US 11,816,157 B2
Efficient storage and query of schemaless data
Luis Alonso, Mountain View, CA (US); Vladislav Grachev, Bothell, WA (US); Hossein Ahmadi, Seattle, WA (US); Srinagesh Susarla, Saratoga, CA (US); Francis Lan, San Francisco, CA (US); Srinidhi Raghavan, Mountain View, CA (US); Vinay Balasubramaniam, Sammamish, WA (US); and Oleksandr Blyzniuchenko, Redmond, WA (US)
Assigned to Google LLC, Mountain View, CA (US)
Filed by Google LLC, Mountain View, CA (US)
Filed on May 5, 2021, as Appl. No. 17/308,986.
Prior Publication US 2022/0358160 A1, Nov. 10, 2022
Int. Cl. G06F 16/84 (2019.01); G06F 16/2452 (2019.01); G06F 16/22 (2019.01); G06F 16/25 (2019.01)

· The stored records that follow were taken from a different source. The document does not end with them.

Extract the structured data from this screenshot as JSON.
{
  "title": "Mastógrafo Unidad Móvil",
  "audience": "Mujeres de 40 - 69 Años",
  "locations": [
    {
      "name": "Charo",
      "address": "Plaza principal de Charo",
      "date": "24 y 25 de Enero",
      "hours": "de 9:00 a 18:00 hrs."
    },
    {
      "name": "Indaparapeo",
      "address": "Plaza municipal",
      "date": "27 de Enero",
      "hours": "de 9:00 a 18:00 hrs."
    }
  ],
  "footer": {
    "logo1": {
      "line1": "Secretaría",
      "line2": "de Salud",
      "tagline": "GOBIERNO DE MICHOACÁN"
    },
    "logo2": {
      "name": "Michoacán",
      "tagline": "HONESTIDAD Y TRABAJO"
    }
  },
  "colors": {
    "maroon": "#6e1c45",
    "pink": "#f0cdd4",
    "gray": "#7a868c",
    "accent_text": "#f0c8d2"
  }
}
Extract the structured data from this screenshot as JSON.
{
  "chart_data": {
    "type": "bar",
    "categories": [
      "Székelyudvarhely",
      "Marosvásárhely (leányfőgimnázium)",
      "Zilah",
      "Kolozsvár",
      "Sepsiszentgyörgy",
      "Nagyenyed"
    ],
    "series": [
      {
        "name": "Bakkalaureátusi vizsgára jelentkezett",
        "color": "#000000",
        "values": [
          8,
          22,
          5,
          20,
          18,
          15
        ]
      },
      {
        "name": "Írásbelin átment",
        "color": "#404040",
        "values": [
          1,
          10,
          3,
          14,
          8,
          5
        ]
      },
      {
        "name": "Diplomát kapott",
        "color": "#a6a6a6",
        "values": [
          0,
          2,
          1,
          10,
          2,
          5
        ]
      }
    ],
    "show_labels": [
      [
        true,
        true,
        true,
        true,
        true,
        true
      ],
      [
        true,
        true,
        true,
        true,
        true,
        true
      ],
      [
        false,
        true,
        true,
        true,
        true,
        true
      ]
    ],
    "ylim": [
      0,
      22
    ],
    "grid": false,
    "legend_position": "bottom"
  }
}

CPC G06F 16/86 (2019.01) [G06F 16/2282 (2019.01); G06F 16/2452 (2019.01); G06F 16/258 (2019.01)] 18 Claims
OG exemplary drawing
 
1. A computer-implemented method when executed by data processing hardware causes the data processing hardware to perform operations comprising:
receiving user data from a user of a query system, the user data comprising semi-structured user data, the query system in communication with a database, the database comprising a table comprising semi-structured data and structured data;
receiving an indication that the semi-structured user data fails to comprise a fixed schema;
in response to the indication that the semi-structured user data fails to comprise the fixed schema, extracting, without user input, a schema for the semi-structured user data by:
parsing the semi-structured user data into a plurality of data paths; and
extracting a data type associated with each respective data path of the plurality of data paths;
storing, according to the extracted schema, the semi-structured user data as a row entry in the table of the database in communication with the query system, wherein each column value of the extracted schema associated with the row entry corresponds to a respective one of the plurality of data paths and the data type associated with the respective data path;
receiving, from the user of the query system, a query for data associated with the database; and
in response to the query:
determining, based on the extracted schema, a respective data path of the stored semi-structured data that is responsive to the query;
generating, using the extracted schema, a query response comprising a respective column value of the row entry corresponding to the respective data path of the stored semi-structured data responsive to the query; and
transmitting the query response to the user.